Presentation Details
Olfaction Benchmark for Large Language Models

Eftychia Makri1, Nikolaos Nakis2, Laura Sisson3, Gigi Minsky4, Leandros Tassiulas5, Vahid Satarifard6, Nicholas A.Christakis7.

1Department of Electrical Engineering Yale University, New Haven, CT, USA.2Yale Institute for Network Science, Yale University, New Haven, CT, USA.3Department of Computer Science, Boston University, Boston, MA, USA.4Department of Ecology, Evolution, and Marine Biology, University of California, Santa Barbara, CA, USA.5Department of Electrical Engineering Yale University, New Haven, CT, USA.6Yale Institute for Network Science, Yale University, New Haven, CT, USA.7Yale Institute for Network Science, Yale University, New Haven, CT, USA

Abstract


We introduce the olfactoion benchmark, a standardized, multi-task evaluation of large language models on diverse set of problems in olfaction and odor reasoning. The benchmark spans diverse capabilities, including odor classification and descriptors, perceptual attributes including intensity and pleasantness, olfactory perception, receptor activation, and multi-label semantic profiling, with different prompting procedures.
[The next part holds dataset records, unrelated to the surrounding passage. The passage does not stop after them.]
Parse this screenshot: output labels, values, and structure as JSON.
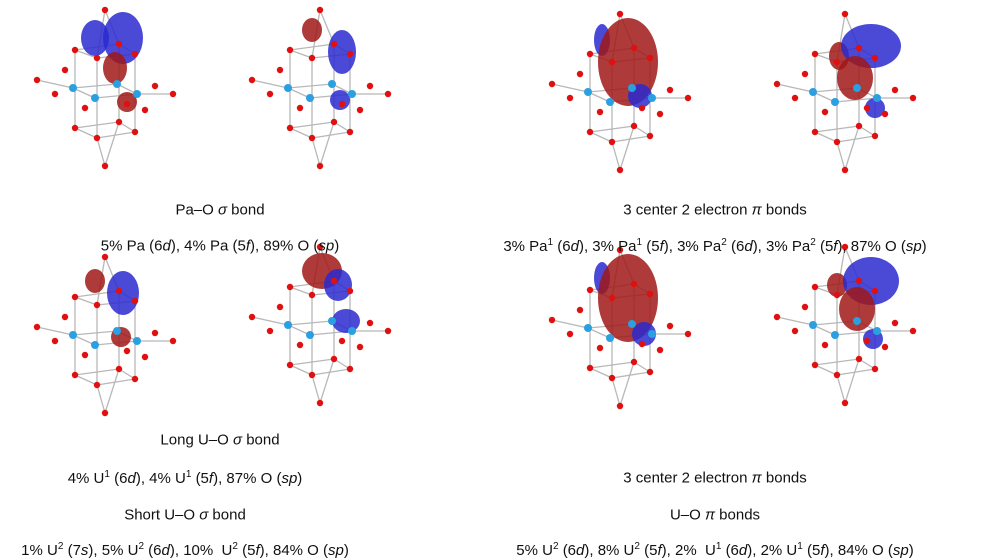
{
  "captions": [
    {
      "lines": [
        [
          {
            "text": "Pa–O "
          },
          {
            "text": "σ",
            "style": "i"
          },
          {
            "text": " bond"
          }
        ],
        [
          {
            "text": "5% Pa (6"
          },
          {
            "text": "d",
            "style": "i"
          },
          {
            "text": "), 4% Pa (5"
          },
          {
            "text": "f",
            "style": "i"
          },
          {
            "text": "), 89% O ("
          },
          {
            "text": "sp",
            "style": "i"
          },
          {
            "text": ")"
          }
        ]
      ]
    },
    {
      "lines": [
        [
          {
            "text": "3 center 2 electron "
          },
          {
            "text": "π",
            "style": "i"
          },
          {
            "text": " bonds"
          }
        ],
        [
          {
            "text": "3% Pa"
          },
          {
            "text": "1",
            "style": "sup"
          },
          {
            "text": " (6"
          },
          {
            "text": "d",
            "style": "i"
          },
          {
            "text": "), 3% Pa"
          },
          {
            "text": "1",
            "style": "sup"
          },
          {
            "text": " (5"
          },
          {
            "text": "f",
            "style": "i"
          },
          {
            "text": "), 3% Pa"
          },
          {
            "text": "2",
            "style": "sup"
          },
          {
            "text": " (6"
          },
          {
            "text": "d",
            "style": "i"
          },
          {
            "text": "), 3% Pa"
          },
          {
            "text": "2",
            "style": "sup"
          },
          {
            "text": " (5"
          },
          {
            "text": "f",
            "style": "i"
          },
          {
            "text": "), 87% O ("
          },
          {
            "text": "sp",
            "style": "i"
          },
          {
            "text": ")"
          }
        ]
      ]
    },
    {
      "lines": [
        [
          {
            "text": "Long U–O "
          },
          {
            "text": "σ",
            "style": "i"
          },
          {
            "text": " bond"
          }
        ],
        [
          {
            "text": "4% U"
          },
          {
            "text": "1",
            "style": "sup"
          },
          {
            "text": " (6"
          },
          {
            "text": "d",
            "style": "i"
          },
          {
            "text": "), 4% U"
          },
          {
            "text": "1",
            "style": "sup"
          },
          {
            "text": " (5"
          },
          {
            "text": "f",
            "style": "i"
          },
          {
            "text": "), 87% O ("
          },
          {
            "text": "sp",
            "style": "i"
          },
          {
            "text": ")"
          }
        ],
        [
          {
            "text": "Short U–O "
          },
          {
            "text": "σ",
            "style": "i"
          },
          {
            "text": " bond"
          }
        ],
        [
          {
            "text": "1% U"
          },
          {
            "text": "2",
            "style": "sup"
          },
          {
            "text": " (7"
          },
          {
            "text": "s",
            "style": "i"
          },
          {
            "text": "), 5% U"
          },
          {
            "text": "2",
            "style": "sup"
          },
          {
            "text": " (6"
          },
          {
            "text": "d",
            "style": "i"
          },
          {
            "text": "), 10%  U"
          },
          {
            "text": "2",
            "style": "sup"
          },
          {
            "text": " (5"
          },
          {
            "text": "f",
            "style": "i"
          },
          {
            "text": "), 84% O ("
          },
          {
            "text": "sp",
            "style": "i"
          },
          {
            "text": ")"
          }
        ]
      ]
    },
    {
      "lines": [
        [
          {
            "text": "3 center 2 electron "
          },
          {
            "text": "π",
            "style": "i"
          },
          {
            "text": " bonds"
          }
        ],
        [
          {
            "text": "U–O "
          },
          {
            "text": "π",
            "style": "i"
          },
          {
            "text": " bonds"
          }
        ],
        [
          {
            "text": "5% U"
          },
          {
            "text": "2",
            "style": "sup"
          },
          {
            "text": " (6"
          },
          {
            "text": "d",
            "style": "i"
          },
          {
            "text": "), 8% U"
          },
          {
            "text": "2",
            "style": "sup"
          },
          {
            "text": " (5"
          },
          {
            "text": "f",
            "style": "i"
          },
          {
            "text": "), 2%  U"
          },
          {
            "text": "1",
            "style": "sup"
          },
          {
            "text": " (6"
          },
          {
            "text": "d",
            "style": "i"
          },
          {
            "text": "), 2% U"
          },
          {
            "text": "1",
            "style": "sup"
          },
          {
            "text": " (5"
          },
          {
            "text": "f",
            "style": "i"
          },
          {
            "text": "), 84% O ("
          },
          {
            "text": "sp",
            "style": "i"
          },
          {
            "text": ")"
          }
        ]
      ]
    }
  ]
}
We evaluate a broad set of state-of-the-art commercial and open-source models and assess performance in both aggregated performance and fine-grained analyses of error patterns. To probe robustness beyond English, we extend subset of benchmark to a multilingual setting via translated prompts and compute performance across languages and models. Our results provide a high-level map of current LLM strengths and limitations in olfactory intelligence and establish a reproducible framework for tracking progress in sensory reasoning.